Dia berada di belakangku, dan aku dapat melihatnya dengan jelas dari cermin. Aku harus mencoba melakukan tatapan yang seduktif padanya. Jika dia menatapku lebih lama, itu artinya dia tertarik dan cukup berani untuk berbicara denganku. Jika kita saling menatap, lalu dia menundukkan pandangan, itu artinya dia tertarik padaku, tapi cukup malu untuk mengakuinya. Jika baru beberapa saat dia sudah membuang pandangannya, itu artinya dia sama sekali tidak tertarik padaku.
Baiklah, ini mudah. Aku hanya perlu menatapnya terus, dan dia akan segera menatapku.
Aku terus menatapnya. Dan akhirnya, yak, dia melihatku. Mari kita lihat apa reaksinya.
Dia…
Melotot padaku!
Aku tidak begitu jelas melihatnya, tapi aku yakin dia melotot padaku. Dia terus memandangiku, tidak berkedip sedikitpun. Kita saling bertatapan sangat lama. Itu artinya, dia tertarik padaku!
Yiiha! Aku tahu hari ini akan datang juga. Hari di mana aku bertemu dengan jodohku tanpa kurencanakan.
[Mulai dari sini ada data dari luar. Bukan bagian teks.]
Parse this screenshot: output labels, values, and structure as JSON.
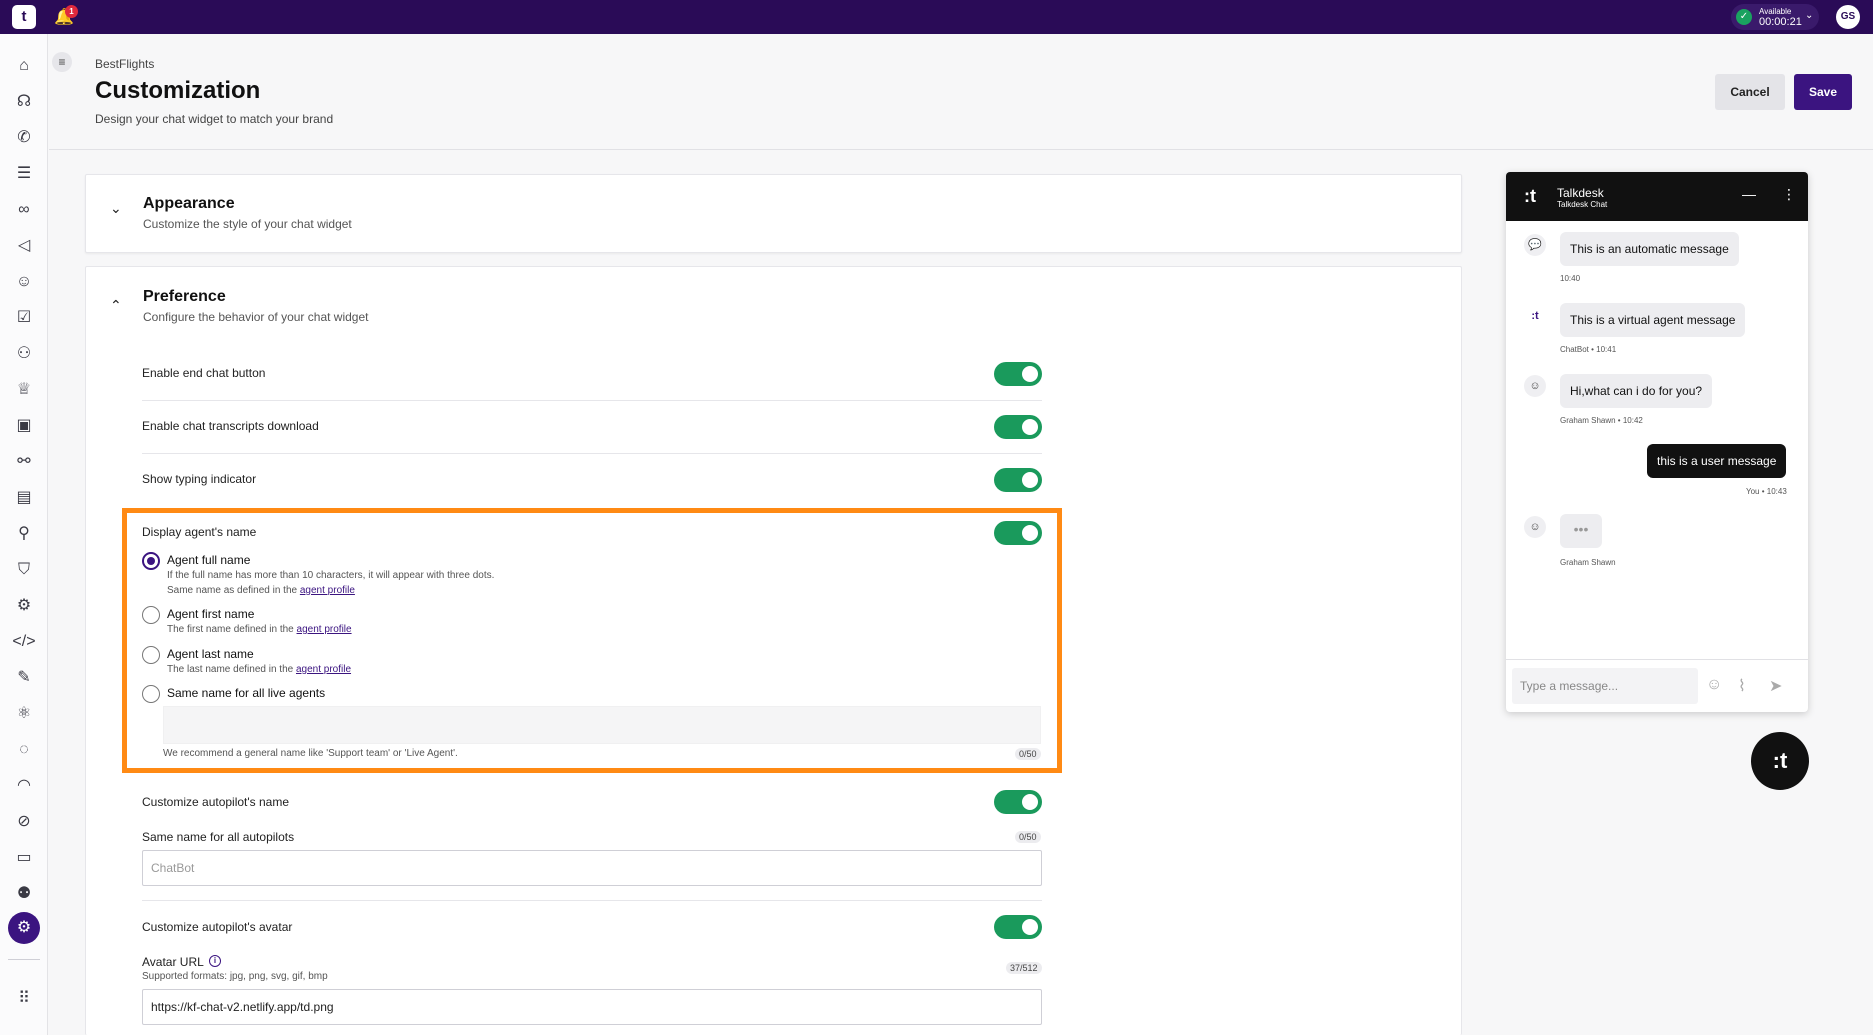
{
  "topbar": {
    "logo": "t",
    "notification_count": "1",
    "status_label": "Available",
    "status_time": "00:00:21",
    "avatar_initials": "GS"
  },
  "sidebar": {
    "icons": [
      "home-icon",
      "conversations-icon",
      "calls-icon",
      "list-icon",
      "voicemail-icon",
      "campaigns-icon",
      "team-icon",
      "tasks-icon",
      "workforce-icon",
      "trophy-icon",
      "contacts-icon",
      "routing-icon",
      "knowledge-icon",
      "flows-icon",
      "shield-icon",
      "integrations-icon",
      "code-icon",
      "edit-icon",
      "ai-icon",
      "chat-icon",
      "dashboard-icon",
      "explore-icon",
      "briefcase-icon",
      "users-icon",
      "settings-icon",
      "apps-icon"
    ]
  },
  "header": {
    "breadcrumb": "BestFlights",
    "title": "Customization",
    "subtitle": "Design your chat widget to match your brand",
    "cancel_label": "Cancel",
    "save_label": "Save"
  },
  "appearance": {
    "title": "Appearance",
    "subtitle": "Customize the style of your chat widget"
  },
  "preference": {
    "title": "Preference",
    "subtitle": "Configure the behavior of your chat widget",
    "rows": {
      "end_chat": "Enable end chat button",
      "transcripts": "Enable chat transcripts download",
      "typing": "Show typing indicator",
      "agent_name": "Display agent's name",
      "autopilot_name": "Customize autopilot's name",
      "autopilot_avatar": "Customize autopilot's avatar"
    },
    "agent_options": {
      "full": {
        "label": "Agent full name",
        "help1": "If the full name has more than 10 characters, it will appear with three dots.",
        "help2": "Same name as defined in the ",
        "link": "agent profile"
      },
      "first": {
        "label": "Agent first name",
        "help": "The first name defined in the ",
        "link": "agent profile"
      },
      "last": {
        "label": "Agent last name",
        "help": "The last name defined in the ",
        "link": "agent profile"
      },
      "same": {
        "label": "Same name for all live agents"
      }
    },
    "same_name_hint": "We recommend a general name like 'Support team' or 'Live Agent'.",
    "same_name_counter": "0/50",
    "autopilot_same_label": "Same name for all autopilots",
    "autopilot_counter": "0/50",
    "autopilot_placeholder": "ChatBot",
    "avatar_url_label": "Avatar URL",
    "avatar_url_help": "Supported formats: jpg, png, svg, gif, bmp",
    "avatar_url_counter": "37/512",
    "avatar_url_value": "https://kf-chat-v2.netlify.app/td.png"
  },
  "chat_preview": {
    "title": "Talkdesk",
    "subtitle": "Talkdesk Chat",
    "messages": [
      {
        "text": "This is an automatic message",
        "meta": "10:40"
      },
      {
        "text": "This is a virtual agent message",
        "meta": "ChatBot • 10:41"
      },
      {
        "text": "Hi,what can i do for you?",
        "meta": "Graham Shawn • 10:42"
      },
      {
        "text": "this is a user message",
        "meta": "You • 10:43"
      },
      {
        "text": "•••",
        "meta": "Graham Shawn"
      }
    ],
    "input_placeholder": "Type a message..."
  },
  "colors": {
    "topbar": "#2a0b57",
    "primary": "#3b1480",
    "toggle_on": "#1a9a5c",
    "highlight": "#ff8a14"
  }
}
Aku tahu saat aku melihat diriku di kaca spion motorku tadi adalah sebuah petunjuk Tuhan. Juga saat aku melihat mbak kasir menangis tepat di depanku. Juga saat aku melihat rambutku yang mendadak indah di cermin tempat potong rambut ini. Aku tahu semuanya adalah tanda dari Tuhan untuk membuat aku mengejar wanita yang ada belakangku ini. Tuhan ingin aku mengejarnya! Tidak diragukan lagi.
Jodohku aku datang.
***
Begitu tukang cukur selesai menata rambutku. Aku langsung menatap ke cermin lagi, dan aku melihat perempuan itu masih ada di sana. Jodohku.
Aku tak begitu mempedulikan potongan rambutku lagi saat si tukang cukur menunjukan bagian belakang rambutku dengan cermin kecilnya. Yang ada di otakku saat ini hanyalah keinginan untuk mengejar wanita di belakangku. Jodohku.
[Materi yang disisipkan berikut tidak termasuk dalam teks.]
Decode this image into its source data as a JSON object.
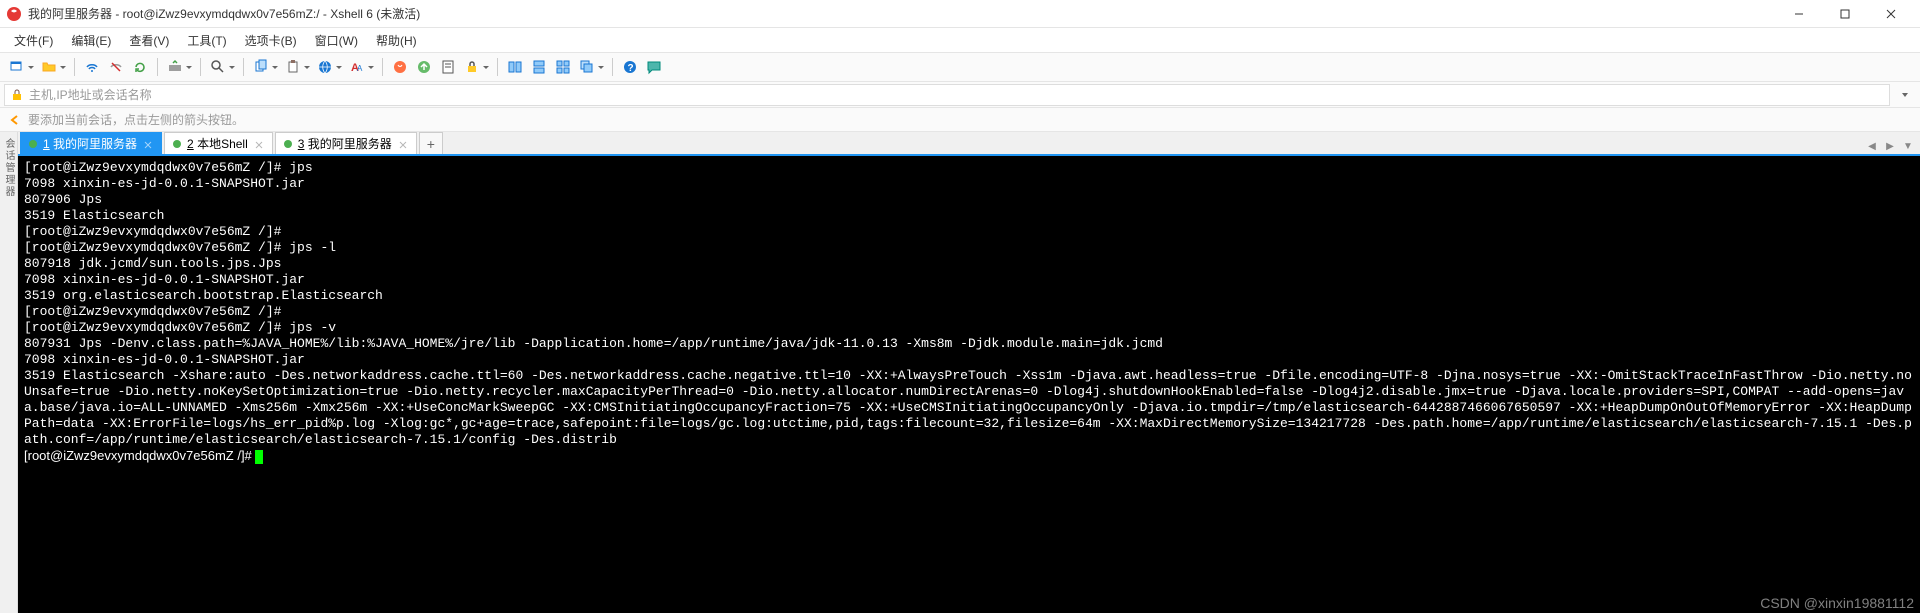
{
  "title": "我的阿里服务器 - root@iZwz9evxymdqdwx0v7e56mZ:/ - Xshell 6 (未激活)",
  "menu": {
    "file": "文件(F)",
    "edit": "编辑(E)",
    "view": "查看(V)",
    "tools": "工具(T)",
    "tab": "选项卡(B)",
    "window": "窗口(W)",
    "help": "帮助(H)"
  },
  "addressbar": {
    "placeholder": "主机,IP地址或会话名称"
  },
  "tipbar": {
    "text": "要添加当前会话，点击左侧的箭头按钮。"
  },
  "sidetool_label": "会话管理器",
  "tabs": [
    {
      "num": "1",
      "label": "我的阿里服务器",
      "active": true
    },
    {
      "num": "2",
      "label": "本地Shell",
      "active": false
    },
    {
      "num": "3",
      "label": "我的阿里服务器",
      "active": false
    }
  ],
  "addtab": "+",
  "terminal_lines": [
    "[root@iZwz9evxymdqdwx0v7e56mZ /]# jps",
    "7098 xinxin-es-jd-0.0.1-SNAPSHOT.jar",
    "807906 Jps",
    "3519 Elasticsearch",
    "[root@iZwz9evxymdqdwx0v7e56mZ /]# ",
    "[root@iZwz9evxymdqdwx0v7e56mZ /]# jps -l",
    "807918 jdk.jcmd/sun.tools.jps.Jps",
    "7098 xinxin-es-jd-0.0.1-SNAPSHOT.jar",
    "3519 org.elasticsearch.bootstrap.Elasticsearch",
    "[root@iZwz9evxymdqdwx0v7e56mZ /]# ",
    "[root@iZwz9evxymdqdwx0v7e56mZ /]# jps -v",
    "807931 Jps -Denv.class.path=%JAVA_HOME%/lib:%JAVA_HOME%/jre/lib -Dapplication.home=/app/runtime/java/jdk-11.0.13 -Xms8m -Djdk.module.main=jdk.jcmd",
    "7098 xinxin-es-jd-0.0.1-SNAPSHOT.jar",
    "3519 Elasticsearch -Xshare:auto -Des.networkaddress.cache.ttl=60 -Des.networkaddress.cache.negative.ttl=10 -XX:+AlwaysPreTouch -Xss1m -Djava.awt.headless=true -Dfile.encoding=UTF-8 -Djna.nosys=true -XX:-OmitStackTraceInFastThrow -Dio.netty.noUnsafe=true -Dio.netty.noKeySetOptimization=true -Dio.netty.recycler.maxCapacityPerThread=0 -Dio.netty.allocator.numDirectArenas=0 -Dlog4j.shutdownHookEnabled=false -Dlog4j2.disable.jmx=true -Djava.locale.providers=SPI,COMPAT --add-opens=java.base/java.io=ALL-UNNAMED -Xms256m -Xmx256m -XX:+UseConcMarkSweepGC -XX:CMSInitiatingOccupancyFraction=75 -XX:+UseCMSInitiatingOccupancyOnly -Djava.io.tmpdir=/tmp/elasticsearch-6442887466067650597 -XX:+HeapDumpOnOutOfMemoryError -XX:HeapDumpPath=data -XX:ErrorFile=logs/hs_err_pid%p.log -Xlog:gc*,gc+age=trace,safepoint:file=logs/gc.log:utctime,pid,tags:filecount=32,filesize=64m -XX:MaxDirectMemorySize=134217728 -Des.path.home=/app/runtime/elasticsearch/elasticsearch-7.15.1 -Des.path.conf=/app/runtime/elasticsearch/elasticsearch-7.15.1/config -Des.distrib",
    "[root@iZwz9evxymdqdwx0v7e56mZ /]# "
  ],
  "watermark": "CSDN @xinxin19881112"
}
Segera setelah si tukang melepas kain yang melindungi tubuhku dari rambut yang jatuh, aku mengambil kaca mataku. Aku segera memakainya. Aku ingin segera melihatnya, melihat wanita yang kucintai dari pandangan pertama di cermin. Melihat jodohku.
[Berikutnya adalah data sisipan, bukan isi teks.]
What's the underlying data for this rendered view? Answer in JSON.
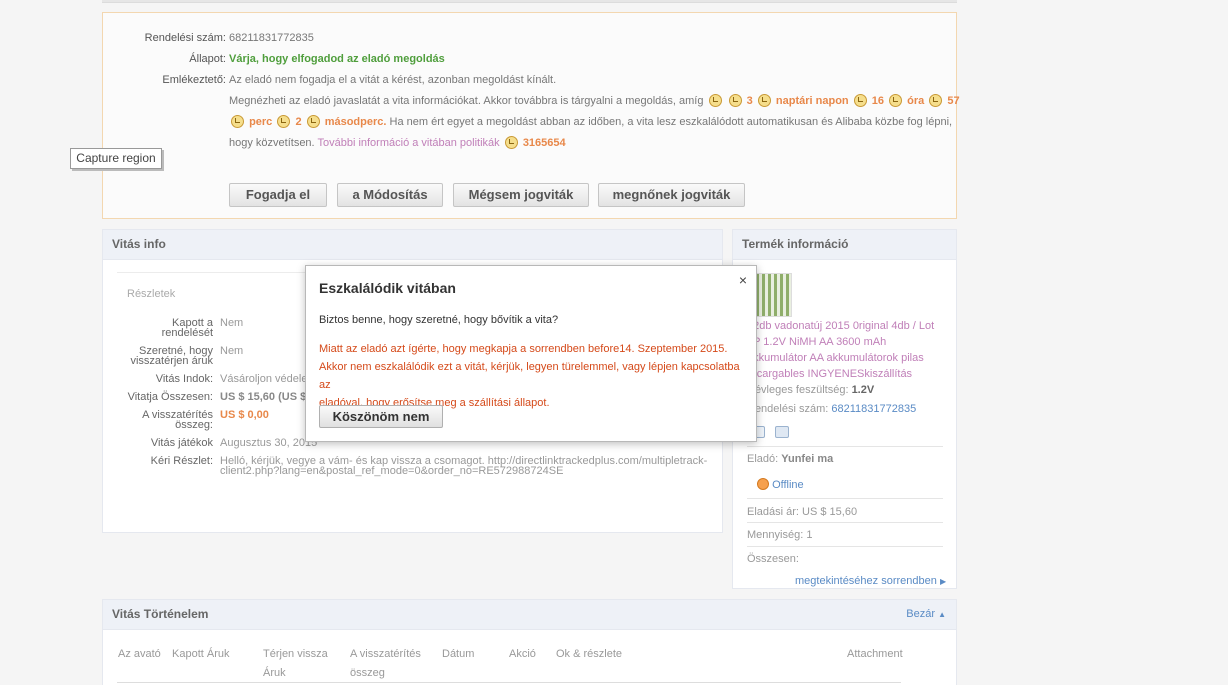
{
  "order": {
    "number_label": "Rendelési szám:",
    "number_value": "68211831772835",
    "status_label": "Állapot:",
    "status_value": "Várja, hogy elfogadod az eladó megoldás",
    "reminder_label": "Emlékeztető:",
    "reminder_line1": "Az eladó nem fogadja el a vitát a kérést, azonban megoldást kínált.",
    "reminder_line2_text": "Megnézheti az eladó javaslatát a vita információkat. Akkor továbbra is tárgyalni a megoldás, amíg",
    "timer": {
      "n1": "3",
      "unit1": "naptári napon",
      "n2": "16",
      "unit2": "óra",
      "n3": "57",
      "unit3": "perc",
      "n4": "2",
      "unit4": "másodperc.",
      "tail": "Ha nem ért egyet a megoldást abban az időben, a vita lesz eszkalálódott automatikusan és Alibaba közbe fog lépni,"
    },
    "reminder_line4_text": "hogy közvetítsen.",
    "policy_link": "További információ a vitában politikák",
    "policy_number": "3165654",
    "buttons": {
      "accept": "Fogadja el",
      "modify": "a Módosítás",
      "cancel": "Mégsem jogviták",
      "increase": "megnőnek jogviták"
    }
  },
  "capture_label": "Capture region",
  "dispute_info": {
    "title": "Vitás info",
    "details_label": "Részletek",
    "rows": [
      {
        "label1": "Kapott a",
        "label2": "rendelését",
        "value": "Nem"
      },
      {
        "label1": "Szeretné, hogy",
        "label2": "visszatérjen áruk",
        "value": "Nem"
      },
      {
        "label": "Vitás Indok:",
        "value": "Vásároljon védeler"
      },
      {
        "label": "Vitatja Összesen:",
        "value": "US $ 15,60 (US $"
      },
      {
        "label1": "A visszatérítés",
        "label2": "összeg:",
        "value": "US $ 0,00"
      },
      {
        "label": "Vitás játékok",
        "value": "Augusztus 30, 2015"
      },
      {
        "label": "Kéri Részlet:",
        "value_line1": "Helló, kérjük, vegye a vám- és kap vissza a csomagot. http://directlinktrackedplus.com/multipletrack-",
        "value_line2": "client2.php?lang=en&postal_ref_mode=0&order_no=RE572988724SE"
      }
    ]
  },
  "product_info": {
    "title": "Termék információ",
    "name_lines": [
      "12db vadonatúj 2015 0riginal 4db / Lot",
      "3P 1.2V NiMH AA 3600 mAh",
      "akkumulátor AA akkumulátorok pilas",
      "recargables INGYENESkiszállítás"
    ],
    "voltage_label": "Névleges feszültség:",
    "voltage_value": "1.2V",
    "order_number_label": "Rendelési szám:",
    "order_number_value": "68211831772835",
    "seller_label": "Eladó:",
    "seller_value": "Yunfei ma",
    "online_status": "Offline",
    "price_label": "Eladási ár:",
    "price_value": "US $ 15,60",
    "qty_label": "Mennyiség:",
    "qty_value": "1",
    "total_label": "Összesen:",
    "view_order_link": "megtekintéséhez sorrendben"
  },
  "history": {
    "title": "Vitás Történelem",
    "close_link": "Bezár",
    "columns": [
      {
        "line1": "Az avató",
        "line2": ""
      },
      {
        "line1": "Kapott Áruk",
        "line2": ""
      },
      {
        "line1": "Térjen vissza",
        "line2": "Áruk"
      },
      {
        "line1": "A visszatérítés",
        "line2": "összeg"
      },
      {
        "line1": "Dátum",
        "line2": ""
      },
      {
        "line1": "Akció",
        "line2": ""
      },
      {
        "line1": "Ok & részlete",
        "line2": ""
      },
      {
        "line1": "Attachment",
        "line2": ""
      }
    ]
  },
  "modal": {
    "title": "Eszkalálódik vitában",
    "close": "×",
    "question": "Biztos benne, hogy szeretné, hogy bővítik a vita?",
    "warning_line1": "Miatt az eladó azt ígérte, hogy megkapja a sorrendben before14. Szeptember 2015.",
    "warning_line2": "Akkor nem eszkalálódik ezt a vitát, kérjük, legyen türelemmel, vagy lépjen kapcsolatba az",
    "warning_line3": "eladóval, hogy erősítse meg a szállítási állapot.",
    "button": "Köszönöm nem"
  },
  "colors": {
    "accent_orange": "#e8884a",
    "status_green": "#4f9e3c",
    "warning_red": "#d54a1a",
    "link_blue": "#5a8bc5",
    "link_purple": "#c07fb8"
  }
}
Sesaat sebelum aku mengenakan kacamata, aku melihatnya mendekat ke arahku. Ternyata begini ya kalau sudah jodoh? Aku bahkan tidak perlu melakukan langkah pertama, justru dia yang memulainya! Aku segera kenakan kacamataku. Aku ingin segera melihat jodoh…
“Lu dari tadi melototin gue mulu, lu ngajak ribut ya?”
Dia berambut panjang sepunggung dengan kulit wajah yang putih. Dia mengenakan jaket model cowok. Dan yah, dia memang… cowok berambut panjang dengan kulit wajah yang putih.
/// Cerita pendek atau cerpen ini adalah karya terbaik dari anak-anak KF (Kampus Fiksi).